A cena desse singular combate tinha algo de irreal: logo cedo muitos soldados do Corpo de Química, trajados com macacões brancos especiais que não deixavam um centímetro quadrado de pele exposta e usando máscaras antigás que cobriam completamente a cabeça, iniciaram a batalha. O gás foi sendo progressivamente injetado sob pressão em todas as tocas espalhadas na área da fazenda. As ratazanas imediatamente começaram a sair aos milhares com os olhos queimados pelo gás e aturdidas, foram presas fáceis para outros soldados armados com bastões e paus pontiagudos; algumas foram mortos a tiro de carabina. A frente de batalha atingia uma área de 70 milhas quadradas e foi dividida em 10 setores; a campanha durou duas semanas e foram contados nada menos que 56.000 cadáveres de ratos. Ao menos aquela ameaça fora vencida! Um pesquisador inglês chamado Boyle, logo depois estudou profundamente esse episódio e concluiu que aparentemente havia surgido uma linhagem de Rattus norvegicus resistente à warfarina. O fato é que aos poucos começaram a surgir relatos de outras localidades igualmente infestadas por ratazanas resistentes à warfarina e progressivamente a resistência foi sendo detectada cientificamente em outros países e se espalhou por quase todos os continentes. No Brasil, em 1983, em São Paulo (dois mercados municipais), estudados por este blogueiro. Outras espécies sinantrópicas passaram a evidenciar também serem resistentes e a coisa foi por aí afora!

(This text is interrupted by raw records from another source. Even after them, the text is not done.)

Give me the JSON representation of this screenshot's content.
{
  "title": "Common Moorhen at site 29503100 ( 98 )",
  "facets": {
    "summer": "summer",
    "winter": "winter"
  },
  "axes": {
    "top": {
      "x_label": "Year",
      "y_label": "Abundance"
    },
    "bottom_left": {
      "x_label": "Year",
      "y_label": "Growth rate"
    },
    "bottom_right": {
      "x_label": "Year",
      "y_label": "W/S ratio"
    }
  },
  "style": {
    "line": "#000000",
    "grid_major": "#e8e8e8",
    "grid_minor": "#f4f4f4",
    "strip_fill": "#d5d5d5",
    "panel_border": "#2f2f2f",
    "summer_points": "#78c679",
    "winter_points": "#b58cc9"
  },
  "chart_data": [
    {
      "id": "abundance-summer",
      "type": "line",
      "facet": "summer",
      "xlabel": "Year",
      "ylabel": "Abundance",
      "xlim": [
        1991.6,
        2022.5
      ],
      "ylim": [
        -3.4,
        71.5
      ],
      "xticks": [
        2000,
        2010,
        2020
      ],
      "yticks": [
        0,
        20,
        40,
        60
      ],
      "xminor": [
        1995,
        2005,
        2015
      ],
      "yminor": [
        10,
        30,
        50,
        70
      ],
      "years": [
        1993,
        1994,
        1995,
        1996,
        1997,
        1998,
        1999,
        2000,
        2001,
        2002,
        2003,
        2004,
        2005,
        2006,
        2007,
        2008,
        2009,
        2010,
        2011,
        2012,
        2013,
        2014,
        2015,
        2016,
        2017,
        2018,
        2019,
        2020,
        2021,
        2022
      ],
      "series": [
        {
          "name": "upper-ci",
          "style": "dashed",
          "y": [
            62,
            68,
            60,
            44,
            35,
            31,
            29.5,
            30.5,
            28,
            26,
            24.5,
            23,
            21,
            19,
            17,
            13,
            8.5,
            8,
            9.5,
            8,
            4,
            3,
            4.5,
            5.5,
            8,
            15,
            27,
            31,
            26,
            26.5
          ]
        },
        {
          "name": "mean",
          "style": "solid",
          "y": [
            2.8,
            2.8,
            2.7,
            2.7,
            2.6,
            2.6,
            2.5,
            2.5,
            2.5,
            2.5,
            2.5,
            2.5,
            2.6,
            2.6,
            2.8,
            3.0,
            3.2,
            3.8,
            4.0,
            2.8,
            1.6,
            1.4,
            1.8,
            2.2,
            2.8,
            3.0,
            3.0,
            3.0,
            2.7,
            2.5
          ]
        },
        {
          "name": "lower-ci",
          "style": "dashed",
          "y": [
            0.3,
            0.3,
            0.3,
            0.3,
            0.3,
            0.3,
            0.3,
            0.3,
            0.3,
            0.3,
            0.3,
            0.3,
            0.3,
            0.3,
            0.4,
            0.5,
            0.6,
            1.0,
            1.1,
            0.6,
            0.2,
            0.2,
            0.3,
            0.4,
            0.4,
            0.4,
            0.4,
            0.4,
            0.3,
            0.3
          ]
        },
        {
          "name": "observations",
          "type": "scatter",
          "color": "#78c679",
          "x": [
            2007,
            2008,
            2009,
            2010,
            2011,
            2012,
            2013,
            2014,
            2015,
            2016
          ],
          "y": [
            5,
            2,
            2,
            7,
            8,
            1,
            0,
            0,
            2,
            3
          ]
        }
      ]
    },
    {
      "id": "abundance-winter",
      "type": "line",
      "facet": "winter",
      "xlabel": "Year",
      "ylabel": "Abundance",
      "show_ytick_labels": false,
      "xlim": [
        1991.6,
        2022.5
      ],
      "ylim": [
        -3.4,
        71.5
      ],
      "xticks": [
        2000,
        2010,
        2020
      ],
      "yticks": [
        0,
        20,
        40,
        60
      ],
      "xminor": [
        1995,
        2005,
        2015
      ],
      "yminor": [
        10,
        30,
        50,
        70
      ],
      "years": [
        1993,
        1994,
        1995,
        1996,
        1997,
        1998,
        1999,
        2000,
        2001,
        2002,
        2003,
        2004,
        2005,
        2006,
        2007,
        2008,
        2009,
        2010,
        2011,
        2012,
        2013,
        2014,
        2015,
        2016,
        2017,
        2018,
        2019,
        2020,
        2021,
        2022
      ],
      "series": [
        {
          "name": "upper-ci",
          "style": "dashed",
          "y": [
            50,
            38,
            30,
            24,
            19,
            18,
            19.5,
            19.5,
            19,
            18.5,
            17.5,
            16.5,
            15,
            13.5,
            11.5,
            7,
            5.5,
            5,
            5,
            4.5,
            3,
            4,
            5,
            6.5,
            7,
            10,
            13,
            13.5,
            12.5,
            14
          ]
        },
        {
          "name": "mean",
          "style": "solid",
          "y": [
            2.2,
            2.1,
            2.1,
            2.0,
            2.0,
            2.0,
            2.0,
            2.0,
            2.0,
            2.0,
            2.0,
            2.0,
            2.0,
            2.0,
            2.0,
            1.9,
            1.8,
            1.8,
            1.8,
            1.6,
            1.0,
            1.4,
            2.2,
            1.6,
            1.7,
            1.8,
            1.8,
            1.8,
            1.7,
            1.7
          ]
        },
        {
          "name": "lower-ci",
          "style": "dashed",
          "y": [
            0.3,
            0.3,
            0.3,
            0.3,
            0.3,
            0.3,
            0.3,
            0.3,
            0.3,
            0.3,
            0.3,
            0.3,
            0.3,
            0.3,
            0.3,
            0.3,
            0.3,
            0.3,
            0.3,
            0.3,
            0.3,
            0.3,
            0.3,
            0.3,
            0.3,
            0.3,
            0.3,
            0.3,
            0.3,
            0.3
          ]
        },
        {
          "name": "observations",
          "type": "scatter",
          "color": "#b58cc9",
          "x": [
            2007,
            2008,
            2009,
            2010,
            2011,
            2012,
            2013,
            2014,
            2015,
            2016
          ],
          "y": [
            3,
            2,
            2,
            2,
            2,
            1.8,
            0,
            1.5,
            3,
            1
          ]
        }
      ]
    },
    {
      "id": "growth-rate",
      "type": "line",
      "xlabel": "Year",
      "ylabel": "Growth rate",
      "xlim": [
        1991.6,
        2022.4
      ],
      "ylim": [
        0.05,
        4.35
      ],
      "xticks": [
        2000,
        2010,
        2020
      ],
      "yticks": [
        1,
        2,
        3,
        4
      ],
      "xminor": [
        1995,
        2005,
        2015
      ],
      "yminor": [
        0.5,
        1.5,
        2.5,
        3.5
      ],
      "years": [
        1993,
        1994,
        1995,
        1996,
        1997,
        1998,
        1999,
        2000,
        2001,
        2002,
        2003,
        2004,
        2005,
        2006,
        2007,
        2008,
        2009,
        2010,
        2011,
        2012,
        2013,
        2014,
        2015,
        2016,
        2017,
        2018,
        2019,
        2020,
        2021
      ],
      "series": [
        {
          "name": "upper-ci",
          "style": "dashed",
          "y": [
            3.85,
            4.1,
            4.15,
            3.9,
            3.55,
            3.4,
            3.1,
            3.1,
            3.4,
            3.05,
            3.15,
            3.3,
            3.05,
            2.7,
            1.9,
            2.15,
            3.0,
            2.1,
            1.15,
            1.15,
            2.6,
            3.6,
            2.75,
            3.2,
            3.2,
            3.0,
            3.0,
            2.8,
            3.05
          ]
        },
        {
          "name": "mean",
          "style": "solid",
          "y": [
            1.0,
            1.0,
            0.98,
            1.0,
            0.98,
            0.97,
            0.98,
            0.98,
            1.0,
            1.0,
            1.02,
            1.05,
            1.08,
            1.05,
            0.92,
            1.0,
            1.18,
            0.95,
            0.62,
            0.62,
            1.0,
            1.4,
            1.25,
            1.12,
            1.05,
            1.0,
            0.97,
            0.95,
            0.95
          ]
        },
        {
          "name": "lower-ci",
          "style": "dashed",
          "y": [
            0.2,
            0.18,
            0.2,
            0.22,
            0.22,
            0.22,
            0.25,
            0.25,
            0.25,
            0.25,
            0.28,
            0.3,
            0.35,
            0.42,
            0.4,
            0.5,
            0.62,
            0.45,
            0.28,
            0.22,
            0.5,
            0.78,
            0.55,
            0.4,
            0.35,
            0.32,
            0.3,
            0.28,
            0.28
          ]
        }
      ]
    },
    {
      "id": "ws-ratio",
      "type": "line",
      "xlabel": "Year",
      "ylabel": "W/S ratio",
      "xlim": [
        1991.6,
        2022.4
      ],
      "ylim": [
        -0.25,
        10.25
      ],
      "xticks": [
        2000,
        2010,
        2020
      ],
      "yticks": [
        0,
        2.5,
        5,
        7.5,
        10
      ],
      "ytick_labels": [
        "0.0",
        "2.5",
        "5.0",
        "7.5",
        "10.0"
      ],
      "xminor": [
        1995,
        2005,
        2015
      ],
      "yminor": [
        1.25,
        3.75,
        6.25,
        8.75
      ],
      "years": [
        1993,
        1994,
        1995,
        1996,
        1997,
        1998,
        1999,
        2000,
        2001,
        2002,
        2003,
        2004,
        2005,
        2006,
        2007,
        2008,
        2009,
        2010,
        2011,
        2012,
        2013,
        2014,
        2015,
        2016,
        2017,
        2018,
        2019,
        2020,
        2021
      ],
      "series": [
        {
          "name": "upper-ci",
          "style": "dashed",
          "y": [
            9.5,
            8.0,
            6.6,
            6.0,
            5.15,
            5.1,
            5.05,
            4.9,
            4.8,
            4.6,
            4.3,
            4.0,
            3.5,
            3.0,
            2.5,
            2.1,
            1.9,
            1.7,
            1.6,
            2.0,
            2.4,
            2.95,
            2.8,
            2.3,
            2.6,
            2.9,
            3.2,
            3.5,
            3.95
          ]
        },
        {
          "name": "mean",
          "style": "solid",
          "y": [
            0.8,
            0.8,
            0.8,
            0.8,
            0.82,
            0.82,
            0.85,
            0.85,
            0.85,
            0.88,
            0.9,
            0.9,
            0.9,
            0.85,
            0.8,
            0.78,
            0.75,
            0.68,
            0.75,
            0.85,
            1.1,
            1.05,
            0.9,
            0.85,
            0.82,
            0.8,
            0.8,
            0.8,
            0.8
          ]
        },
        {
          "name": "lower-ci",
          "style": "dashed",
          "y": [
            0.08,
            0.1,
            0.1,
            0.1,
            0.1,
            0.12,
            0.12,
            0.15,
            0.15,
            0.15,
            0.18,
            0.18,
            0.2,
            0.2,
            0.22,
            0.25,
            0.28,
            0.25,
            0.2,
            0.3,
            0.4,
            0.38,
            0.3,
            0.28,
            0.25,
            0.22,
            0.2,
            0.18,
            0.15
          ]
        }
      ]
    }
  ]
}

Hoje, sabemos muito sobre esse fenômeno e até o gene responsável pela resistência em roedores já foi mapeado (veja post anterior neste mesmo blog). Surgiram então os raticidas anticoagulantes de segunda geração (dose única), eficazes contra roedores resistentes, mas, de outra parte, já há indícios de resistência também a esses raticidas em alguns pontos do planeta (para variar, na Grã Bretanha).
Já viu, não é? Vamos ter que começar tudo de novo!
P.S: um grande abraço Dr.Reynold, colega, esteja onde estiver!